Revisiting the ducks
I am fond of quoting MIT professor Mitch Resnick's story about ducks flying south in a V formation. The front duck is not leading. Each duck is a stand-alone processor who behaves according to local rules and autonomous behavior. My variation of this story is that if you shoot the front duck, it will drop and the rest will scatter. Eventually, the remaining ducks will regroup into a new V formation with a new front duck and continue on their way. No, the vice president duck did not become the president duck. That's not the way it works.

The essence of the Net, like the ducks, is a collection of interconnected and autonomous processors, none of which is in control and all of which can be a client one moment and a server another. In this scheme, it is not possible to colonialize the Net and turn its users into English-speaking puppets in the way France turned 46 other regions or nations - each with its own indigenous languages - into French-speaking colonies. There are three reasons the Net will be free from such imperialism:

  1. The cost of entry is low. With less than US$2,000 of capital equipment and $10 per month of recurring costs, you can publish on the Net, say, in Romansch. Under these conditions, it is probably unimportant that only 70,000 people in the southeast corner of Switzerland speak this language.
  2. It can deliver to a sparsely populated universe, like Urdu-speaking brain surgeons around the world, even though there may be only two or fewer per city. Information and community can be pinpointed with total disregard for geographic density and without the need to justify or qualify them in the terms of a mass medium.
  3. The Web has turned the "medium" inside out because the process enables you to "pull" information - versus having it "pushed" at you. Language-specific content can be accessed more easily than ever either by you or by digital agents; not to mention that in the near future, these same agents will be able to automatically translate documents into your own language.

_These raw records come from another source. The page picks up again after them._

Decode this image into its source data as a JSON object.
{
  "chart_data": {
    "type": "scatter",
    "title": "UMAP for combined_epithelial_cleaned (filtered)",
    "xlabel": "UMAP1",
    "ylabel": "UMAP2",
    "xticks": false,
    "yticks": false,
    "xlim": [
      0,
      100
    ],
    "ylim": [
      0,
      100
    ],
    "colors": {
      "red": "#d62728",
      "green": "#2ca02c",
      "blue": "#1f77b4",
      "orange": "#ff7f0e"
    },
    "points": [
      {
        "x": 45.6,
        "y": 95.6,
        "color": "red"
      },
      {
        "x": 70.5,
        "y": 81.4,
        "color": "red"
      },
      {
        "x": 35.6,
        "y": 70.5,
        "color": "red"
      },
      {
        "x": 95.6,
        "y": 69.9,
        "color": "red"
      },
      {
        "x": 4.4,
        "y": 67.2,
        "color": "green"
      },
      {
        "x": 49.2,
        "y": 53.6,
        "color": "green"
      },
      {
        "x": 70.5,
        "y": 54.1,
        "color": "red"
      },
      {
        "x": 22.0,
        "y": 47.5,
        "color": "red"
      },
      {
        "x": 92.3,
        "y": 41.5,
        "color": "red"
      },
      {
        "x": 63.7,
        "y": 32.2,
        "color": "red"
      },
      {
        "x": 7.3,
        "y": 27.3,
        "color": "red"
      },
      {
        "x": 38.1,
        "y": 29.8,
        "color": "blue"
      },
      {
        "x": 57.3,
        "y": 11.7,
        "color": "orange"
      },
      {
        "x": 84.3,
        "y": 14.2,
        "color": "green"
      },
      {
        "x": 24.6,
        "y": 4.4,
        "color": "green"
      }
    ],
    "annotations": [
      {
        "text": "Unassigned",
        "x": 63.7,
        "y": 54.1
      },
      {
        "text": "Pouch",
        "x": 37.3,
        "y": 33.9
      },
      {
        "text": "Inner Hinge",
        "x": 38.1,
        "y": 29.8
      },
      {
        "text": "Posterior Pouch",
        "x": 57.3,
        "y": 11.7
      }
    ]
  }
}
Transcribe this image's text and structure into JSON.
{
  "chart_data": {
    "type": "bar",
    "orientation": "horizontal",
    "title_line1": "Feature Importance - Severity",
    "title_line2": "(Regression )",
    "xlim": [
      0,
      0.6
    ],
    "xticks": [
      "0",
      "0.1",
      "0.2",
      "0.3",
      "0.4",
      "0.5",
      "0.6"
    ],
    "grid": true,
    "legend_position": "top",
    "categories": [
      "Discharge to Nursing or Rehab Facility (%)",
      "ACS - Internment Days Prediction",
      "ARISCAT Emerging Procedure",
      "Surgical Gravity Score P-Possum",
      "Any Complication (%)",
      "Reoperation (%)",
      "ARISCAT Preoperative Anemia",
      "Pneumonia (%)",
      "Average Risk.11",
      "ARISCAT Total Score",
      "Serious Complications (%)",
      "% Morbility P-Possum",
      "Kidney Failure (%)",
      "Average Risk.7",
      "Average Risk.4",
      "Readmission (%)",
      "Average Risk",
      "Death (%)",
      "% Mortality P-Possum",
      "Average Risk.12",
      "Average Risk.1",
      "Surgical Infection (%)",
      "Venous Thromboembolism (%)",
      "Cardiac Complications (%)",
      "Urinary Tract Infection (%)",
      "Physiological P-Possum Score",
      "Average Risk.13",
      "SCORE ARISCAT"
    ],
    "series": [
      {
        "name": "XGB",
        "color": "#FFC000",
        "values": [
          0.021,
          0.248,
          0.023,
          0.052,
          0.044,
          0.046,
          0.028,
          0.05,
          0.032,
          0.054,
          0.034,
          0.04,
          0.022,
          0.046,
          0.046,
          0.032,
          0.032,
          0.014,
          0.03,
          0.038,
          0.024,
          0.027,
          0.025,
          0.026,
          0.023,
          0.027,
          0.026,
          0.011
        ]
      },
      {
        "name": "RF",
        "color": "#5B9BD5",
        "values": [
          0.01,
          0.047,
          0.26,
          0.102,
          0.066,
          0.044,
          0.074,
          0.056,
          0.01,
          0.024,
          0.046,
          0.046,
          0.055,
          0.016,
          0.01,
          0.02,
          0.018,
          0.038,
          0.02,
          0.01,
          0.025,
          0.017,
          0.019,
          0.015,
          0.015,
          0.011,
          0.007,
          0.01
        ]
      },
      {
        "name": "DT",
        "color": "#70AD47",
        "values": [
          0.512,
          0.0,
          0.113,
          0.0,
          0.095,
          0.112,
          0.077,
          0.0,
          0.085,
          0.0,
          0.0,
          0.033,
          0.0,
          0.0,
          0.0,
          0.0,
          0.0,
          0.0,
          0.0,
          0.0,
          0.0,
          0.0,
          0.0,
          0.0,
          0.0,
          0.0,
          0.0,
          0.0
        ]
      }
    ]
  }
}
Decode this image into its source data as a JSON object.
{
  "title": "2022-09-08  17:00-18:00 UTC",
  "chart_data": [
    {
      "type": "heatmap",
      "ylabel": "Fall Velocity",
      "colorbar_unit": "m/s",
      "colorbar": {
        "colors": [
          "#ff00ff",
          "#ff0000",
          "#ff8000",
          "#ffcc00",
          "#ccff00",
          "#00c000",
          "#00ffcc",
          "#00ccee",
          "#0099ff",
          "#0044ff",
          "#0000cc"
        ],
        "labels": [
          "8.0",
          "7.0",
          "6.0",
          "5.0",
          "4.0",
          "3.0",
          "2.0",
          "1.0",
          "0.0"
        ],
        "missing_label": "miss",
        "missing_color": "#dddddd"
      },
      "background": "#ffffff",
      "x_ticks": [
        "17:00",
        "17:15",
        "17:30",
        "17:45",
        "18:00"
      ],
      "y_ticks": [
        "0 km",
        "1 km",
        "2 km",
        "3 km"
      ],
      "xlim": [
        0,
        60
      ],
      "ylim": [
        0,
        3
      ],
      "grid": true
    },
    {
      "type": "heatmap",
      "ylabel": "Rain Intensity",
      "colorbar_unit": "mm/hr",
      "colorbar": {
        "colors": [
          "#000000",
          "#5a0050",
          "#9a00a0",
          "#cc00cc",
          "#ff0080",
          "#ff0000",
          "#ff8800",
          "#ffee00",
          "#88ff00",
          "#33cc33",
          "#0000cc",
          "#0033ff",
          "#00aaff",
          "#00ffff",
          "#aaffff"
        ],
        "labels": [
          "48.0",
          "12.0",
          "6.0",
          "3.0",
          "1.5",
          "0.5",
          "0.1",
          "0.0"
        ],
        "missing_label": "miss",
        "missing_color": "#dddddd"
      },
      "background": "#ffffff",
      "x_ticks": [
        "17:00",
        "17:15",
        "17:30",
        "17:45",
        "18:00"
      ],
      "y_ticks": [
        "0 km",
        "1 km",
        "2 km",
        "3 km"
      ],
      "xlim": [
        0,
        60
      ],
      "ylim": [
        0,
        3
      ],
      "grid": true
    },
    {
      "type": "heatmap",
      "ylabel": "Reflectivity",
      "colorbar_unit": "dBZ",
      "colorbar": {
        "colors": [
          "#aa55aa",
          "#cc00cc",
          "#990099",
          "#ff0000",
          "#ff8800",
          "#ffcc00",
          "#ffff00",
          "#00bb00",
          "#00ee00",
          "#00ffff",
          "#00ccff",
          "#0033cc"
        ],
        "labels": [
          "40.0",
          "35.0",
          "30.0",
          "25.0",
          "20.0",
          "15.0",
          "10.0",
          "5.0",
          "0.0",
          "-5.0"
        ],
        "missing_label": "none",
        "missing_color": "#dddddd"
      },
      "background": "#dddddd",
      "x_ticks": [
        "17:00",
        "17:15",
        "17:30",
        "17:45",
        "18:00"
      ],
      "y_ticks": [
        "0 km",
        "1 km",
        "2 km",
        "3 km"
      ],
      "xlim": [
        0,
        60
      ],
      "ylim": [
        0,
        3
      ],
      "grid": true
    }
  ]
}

English as a second language
While English is not the most widely spoken language in the world, it is definitely the most-used second language. A German in Greece will order her food in English, just as a Frenchman in Germany will speak with a taxi driver in English. Similarly, the air traffic control standard is almost always English.

This lingua franca should not be confused with cultural identity, nor should it be the basis for cultural-wars rhetoric. In fact, thank god we have the means to share an operational language. It is not the language of love, good food, and fine wine - it is certainly not the language of Voltaire - but it is a utilitarian language that lands planes safely and keeps the Net's infrastructure running.

The Net is not produced and bottled in the US. In fact, more than 50 percent of Net users are outside the US, and that percentage is rising. By 2000, less than 20 percent of all Internet users will be in the US. So please, Mr. Chirac, stop confusing chauvinism with imperialism. The Net is humankind's best chance to respect and nurture the most obscure languages and cultures of the world. Your flaming is counterproductive to making our planet more pluralistic.